Saturday, October 30, 2010

Cracker Barrel Chicken and Dumplings

Chicken & Broth
1 3-4 pound chicken, cut up
3 qts water
1.5 tsp salt
1 small onion, sliced
2 celery stalks, chopped
1 clove garlic, peeled and quartered
1 bay leaf
4-6 whole parsley leaves
1 tsp coarsely ground black pepper
1 tbsp lemon juice
Chicken stock (if not cooking a whole bird)

Dumplings
2 cups flour
1 tbsp baking powder
1.25 tsp salt
1 cup plus 2 tbsp milk

1. Bring the water to a boil in a large pot. Add the chicken, 1 tsp of salt, onion, celery, garlic, bay leaf and parsley to the pot.
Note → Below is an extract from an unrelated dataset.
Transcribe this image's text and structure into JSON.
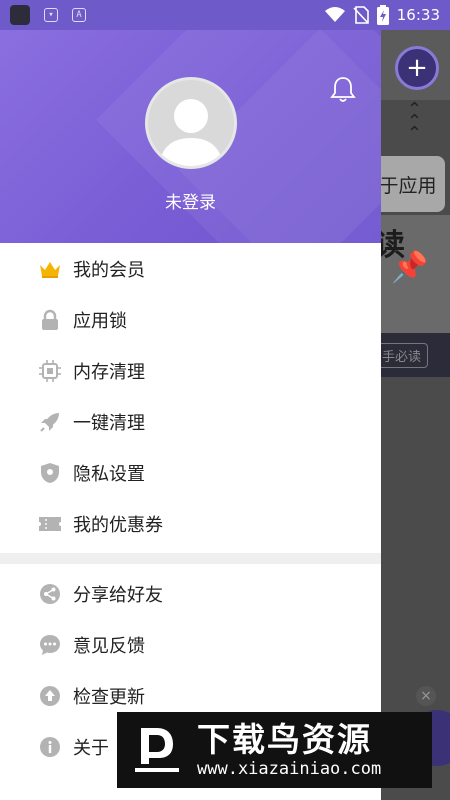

Reduce heat to simmer and cook the chicken, uncovered, for two hours. The liquid will reduce by about a third.

2. When the chicken has cooked, remove it from the pot and set it aside. Strain the stock to remove all the veggies and such. Keep the stock and the chicken.

3. Pour 6 cups of the stock back into the pot (keep leftover stock for another recipe, it can be frozen). If you started this recipe w/o the stock, add in store bought instead. Add pepper, remaining salt, and lemon juice. Reheat the stock over medium heat while preparing the dumplings.

4. For the dumplings, combine flour, baking powder, salt and milk in a medium bowl. Stir well until smooth. Let dough rest for 5-10 minutes. Roll dough onto a floured surface until 1/4 inch thick (originial recipe says 1/2 inch, we found that too thick).

5. Cut the dough into 1/2 inch squares and drop each square into the simmering stock. Use all the dough. Dumplings will first swell and then slowly shrink as they partially dissolve to thicken the stock into a white gravy. Simmer for 20-30 minutes until thick. Stir often. If you started with pre-cooked chicken, it can go in now too.

6. While the stock is thickening, the chicken will have become cool enough to handle. Tear all the meat into bitesized peices. Discard skin and bones. Simmer another 5-10 minutes.

7. When gravy has reached desired consistency, serve hot with veggies (if desired).

*We both really liked this one. Ate up every last bit of the leftovers.